Comuna de Manaus


A Comuna de Manaus, ocorrida em 1924 no estado do Amazonas durante o governo de Artur Bernardes, foi a terceira revolta tenentista liderada pelo tenente Alfredo Augusto Ribeiro Júnior.

Contexto Histórico: Resumo

Paralelamente à Comuna de Manaus, em outros lugares do país, o movimento militar do tenentismo ganhava força desde 1920, os quais lutavam pela reforma política e educacional no país, desde o fim do voto de cabresto, com a criação do voto secreto; e ainda, a implementação do ensino primário obrigatório a todos.

Note que para que isso acontecesse, o escopo principal dos tenentistas era derrubar o governo e pôr fim às repúblicas oligárquicas locais, deflagrada em diversos movimentos pelo país, como a Revolta do Forte de Copacabana (1922), no Rio de Janeiro; e a Revolução de 1924, ocorrida em São Paulo.

Além disso, a despeito de os tenentistas não terem atingido seus objetivos, a Coluna Prestes, representou a maior marcha tenentista que percorreu 25 mil quilômetros pelo país, iniciada no sul com duração de 2 anos e meio (1925-1927) aproximadamente.

Com efeito, os tenentistas, grupo de jovens militares, formado maiormente por tenentes, estavam insatisfeitos com as ações do governo durante o período final da República Velha (1889-1930), sobretudo do poder concentrado nas mãos dos fazendeiros que faziam parte das oligarquias locais e estavam aliadas ao governo federal.

Desse modo, os militares organizaram, na capital do Amazonas, Manaus, uma revolta encabeçada pelo tenente Alfredo Augusto Ribeiro Júnior.
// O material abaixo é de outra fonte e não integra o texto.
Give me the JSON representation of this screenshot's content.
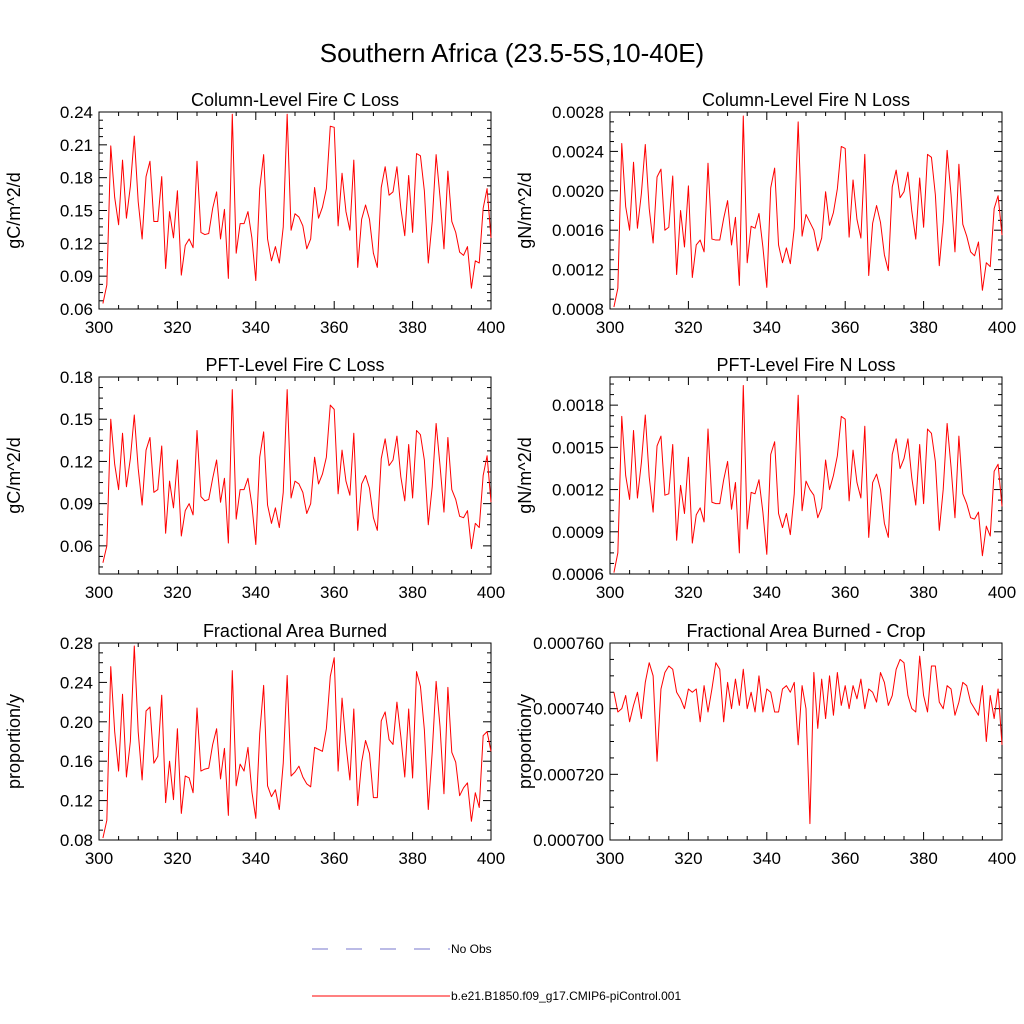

O principal nome da oligarquia que dominava a cena política do Amazonas era de César do Rego Monteiro, na época governador do estado do Amazonas.

A Comuna de Manaus inicialmente eclodiu no Amazonas (na capital, Manaus) donde os rebeldes tomaram a sede do governo, o Palácio Rio Negro, cujo governador que estava em exercício, Turiano Meira, fugiu, posto que César do Rego Monteiro estava na Europa.

Nesse ínterim, os tenentistas conseguiram permanecer no poder durou um mês e alguns dias (de 23 de julho a 28 de agosto), isolando a cidade de Manaus ao tomarem as estações de Telégrafos e Telefônicas. Por conseguinte, a revolta se estendeu pelos municípios paraenses de Alenquer, Santarém e Óbidos.

Não obstante, o levante do Amazonas, que recebeu o apoio da população insatisfeita diante de tantos problemas estruturais, desde o aumento do desemprego, da miséria, da corrupção, da crise da borracha (principal produtor para exportação); por fim, foi sucumbido pelas forças legalistas do governo, liderada pelo comandante do Destacamento do Norte, o General gaúcho João de Deus Mena Barreto.

O General Barreto também participou da repressão da primeira revolta tenentista, sublevada no Rio de Janeiro, a Revolta do Forte de Copacabana (1922) e por envolvimento com a Comuna de Manaus, recebeu o título de “Pacificador da Amazônia”. Ameaçados por ele de bombardear a cidade, os rebeldes decidiram se entregar o que culminou na prisão do líder Ribeiro Júnior e o retorno das oligarquias ao poder.

Para saber mais: Tenentismo, Revolta do Forte de Copacabana, Revolta Paulista de 1924, Coluna Prestes

Curiosidades

  • O termo “comuna” faz referência ao termo em francês “comunne” que significa município.
  • A Comuna de Manaus representou a única revolta tenentista em que os militares tomaram efetivamente o poder.
  • O líder da Comuna de Manaus, o General gaúcho João de Deus Mena Barreto sugeriu a inserção do “Dia do Soldado”, no calendário oficial, comemorado em 25 de agosto, desde 1925.
  • Desde a década de 1920, a cidade de Manaus é conhecida, pelo nome “Paris dos Trópicos” cuja denominação propõem duas interpretações: primeiramente, porque na década de 1920 havia muitos bordéis famosos pela cidade, frequentado sobretudo pelos comerciantes, barões ou coronéis da borracha; e segundo, porque Manaus foi a primeira cidade brasileira a ter bonde, luz elétrica e telefone.